Malam itu, setelah makan malam bersama, Alia memutuskan untuk membuka pembicaraan. Ia merasa bahwa sekarang adalah saat yang tepat. Di ruang tamu yang nyaman, dengan secangkir teh di tangan, Alia mulai berbicara.

"Ibu, aku ingin berbicara tentang sesuatu," kata Alia dengan suara yang lembut.

Ibunya menatapnya dengan penuh perhatian, senyum lembut di wajahnya.

"Tentu, ada apa, Nak?" jawab ibunya, menaruh cangkir teh di meja.

Alia menghela napas, mencoba mencari kata-kata yang tepat. Ia merasa bahwa pembicaraan ini akan menjadi titik balik dalam hubungan mereka.

"Aku merasa... selama ini aku terjebak dalam pola pikir yang salah," ujar Alia. "Aku selalu fokus pada karier, pada pencapaian, dan merasa bahwa cinta itu bukanlah bagian dari hidupku yang penting. Tapi, setelah mempelajari kisah Maya dan Johannes, aku mulai menyadari bahwa cinta itu lebih dari sekadar perasaan. Cinta itu adalah bagian dari siapa kita, dari perjalanan hidup kita."

Ibunya mendengarkan dengan seksama, dan Alia bisa melihat kilatan kebijaksanaan di matanya. Ibunya tersenyum lembut, lalu berbicara dengan tenang.

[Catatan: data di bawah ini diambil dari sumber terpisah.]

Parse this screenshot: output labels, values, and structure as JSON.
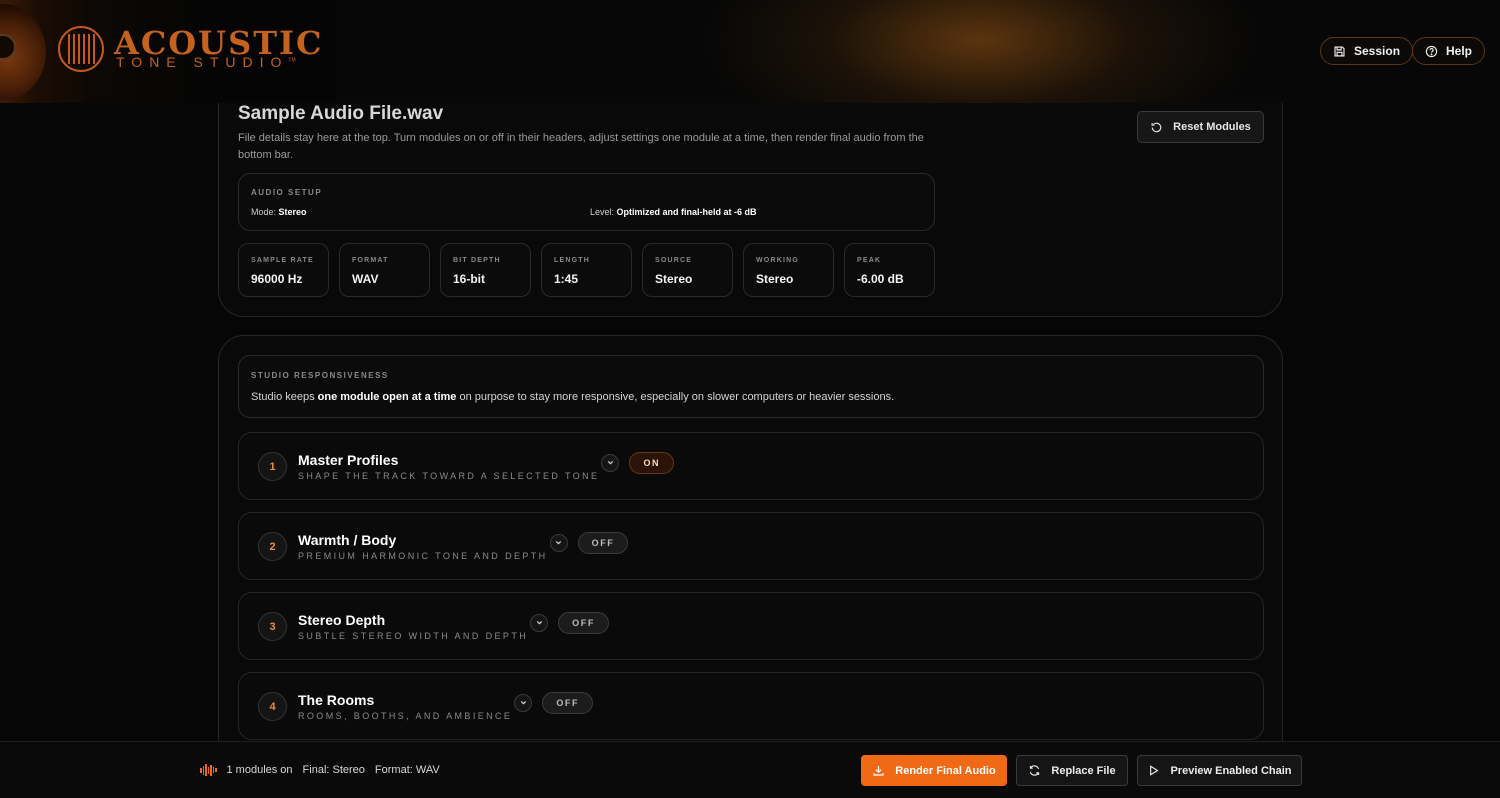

"Cinta, Nak, adalah hal yang paling indah dalam hidup kita. Kadang-kadang, kita terlena dengan tujuan hidup kita, dengan impian dan ambisi yang kita kejar. Tetapi cinta—baik itu cinta pada diri sendiri, pada orang lain, atau bahkan pada dunia ini—adalah dasar dari segalanya. Cinta memberi kita kekuatan untuk bertahan, untuk menjadi lebih baik, dan untuk belajar menerima segala hal dalam hidup."

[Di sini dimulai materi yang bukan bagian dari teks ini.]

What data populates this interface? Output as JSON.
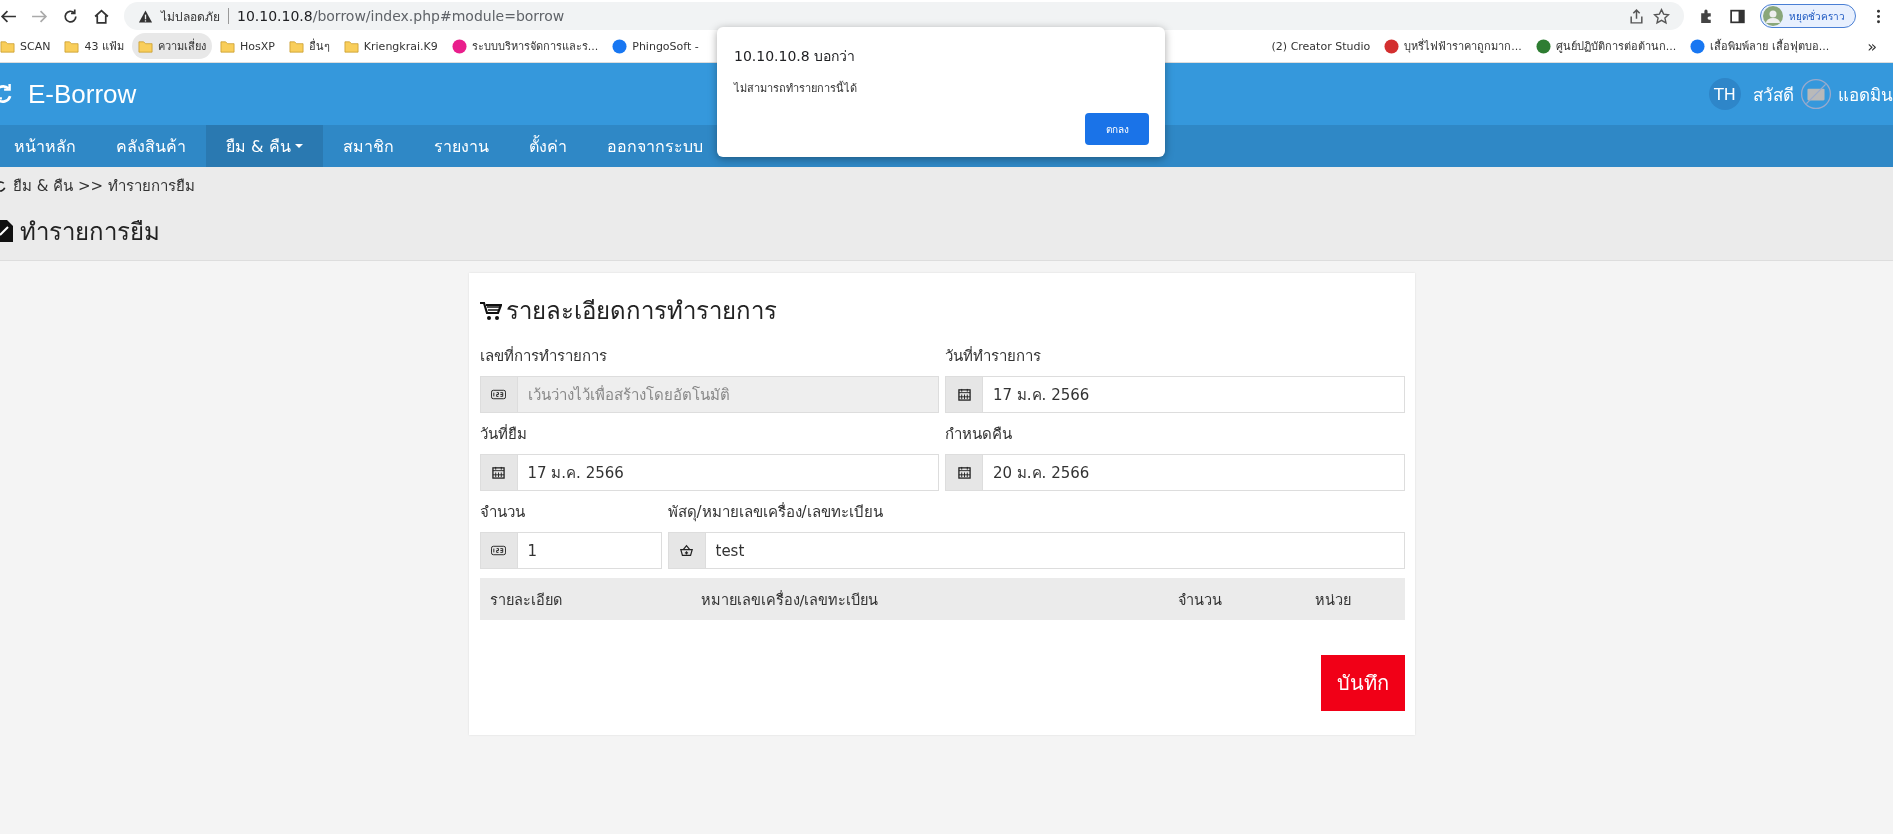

Alia merasa hatinya tergerak mendengar kata-kata ibunya. Ia merasa seolah-olah telah menemukan sebuah pencerahan baru. Cinta bukanlah sesuatu yang harus dikejar atau dipaksakan. Cinta datang dengan sendirinya, dalam bentuk yang tak terduga, dan kita hanya perlu membuka hati untuk menerimanya.

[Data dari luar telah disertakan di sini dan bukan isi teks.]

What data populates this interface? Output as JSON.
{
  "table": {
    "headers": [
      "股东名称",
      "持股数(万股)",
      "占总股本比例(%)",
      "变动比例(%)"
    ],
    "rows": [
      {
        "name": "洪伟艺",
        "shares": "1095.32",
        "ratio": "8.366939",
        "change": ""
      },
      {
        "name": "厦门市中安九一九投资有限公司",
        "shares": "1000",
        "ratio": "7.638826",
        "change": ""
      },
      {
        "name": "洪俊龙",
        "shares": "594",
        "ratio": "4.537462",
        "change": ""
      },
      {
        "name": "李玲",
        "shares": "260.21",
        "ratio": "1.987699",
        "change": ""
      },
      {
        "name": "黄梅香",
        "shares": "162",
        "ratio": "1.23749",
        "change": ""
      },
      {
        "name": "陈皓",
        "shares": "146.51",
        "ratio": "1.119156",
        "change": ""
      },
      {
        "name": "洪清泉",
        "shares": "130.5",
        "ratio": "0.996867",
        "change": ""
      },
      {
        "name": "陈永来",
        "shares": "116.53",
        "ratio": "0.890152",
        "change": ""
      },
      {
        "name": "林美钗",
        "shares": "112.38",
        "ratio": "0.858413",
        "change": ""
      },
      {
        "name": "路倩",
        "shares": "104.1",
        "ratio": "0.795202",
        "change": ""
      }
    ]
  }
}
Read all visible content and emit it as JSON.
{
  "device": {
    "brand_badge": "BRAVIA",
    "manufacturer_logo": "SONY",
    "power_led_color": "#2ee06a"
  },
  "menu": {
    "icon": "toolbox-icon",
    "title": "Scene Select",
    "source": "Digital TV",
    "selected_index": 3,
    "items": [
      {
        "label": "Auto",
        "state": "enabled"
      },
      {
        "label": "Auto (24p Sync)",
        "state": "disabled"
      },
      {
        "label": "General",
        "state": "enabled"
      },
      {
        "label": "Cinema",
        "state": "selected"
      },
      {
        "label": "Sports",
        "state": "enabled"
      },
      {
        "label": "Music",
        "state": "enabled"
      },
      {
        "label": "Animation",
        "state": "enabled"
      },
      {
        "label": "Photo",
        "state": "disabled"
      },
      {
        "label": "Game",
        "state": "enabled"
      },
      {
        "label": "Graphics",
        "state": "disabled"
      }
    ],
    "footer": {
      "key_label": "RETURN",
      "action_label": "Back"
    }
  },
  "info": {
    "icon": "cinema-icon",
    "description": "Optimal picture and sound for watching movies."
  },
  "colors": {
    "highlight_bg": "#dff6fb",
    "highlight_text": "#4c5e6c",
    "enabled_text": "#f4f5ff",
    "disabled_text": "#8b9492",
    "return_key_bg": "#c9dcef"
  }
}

"Aku rasa aku sudah terlalu lama menutup diriku dari cinta," kata Alia perlahan. "Aku takut untuk merasakannya, karena aku merasa bahwa itu akan mengganggu segala yang telah aku bangun. Tetapi kini aku tahu, bahwa aku bisa menjadi lebih utuh jika aku membuka diriku pada cinta—bukan hanya cinta pada orang lain, tetapi juga pada diri sendiri."

Ibunya tersenyum dan meraih tangan Alia dengan penuh kasih sayang. "Itulah yang aku harapkan, Nak. Cinta sejati dimulai dari diri kita sendiri. Ketika kita bisa mencintai diri kita, kita akan lebih siap untuk mencintai orang lain dengan tulus."

Alia merasa seolah-olah sebuah beban berat terangkat dari hatinya. Pembicaraan itu memberi kekuatan dan kedamaian yang ia cari-cari selama ini. Ia tahu, perjalanan cinta Maya dan Johannes mungkin telah berakhir dengan tragedi, tetapi kisah itu memberikan pelajaran berharga bagi dirinya: bahwa cinta sejati dimulai dengan menerima diri sendiri dan membiarkan cinta itu mengalir dengan bebas.

Alia memutuskan untuk melanjutkan hidupnya dengan cara yang berbeda. Ia akan mengejar impian dan ambisinya, tetapi kali ini dengan hati yang lebih terbuka—untuk cinta, untuk hubungan, dan untuk kedamaian batin yang datang dari dalam dirinya sendiri.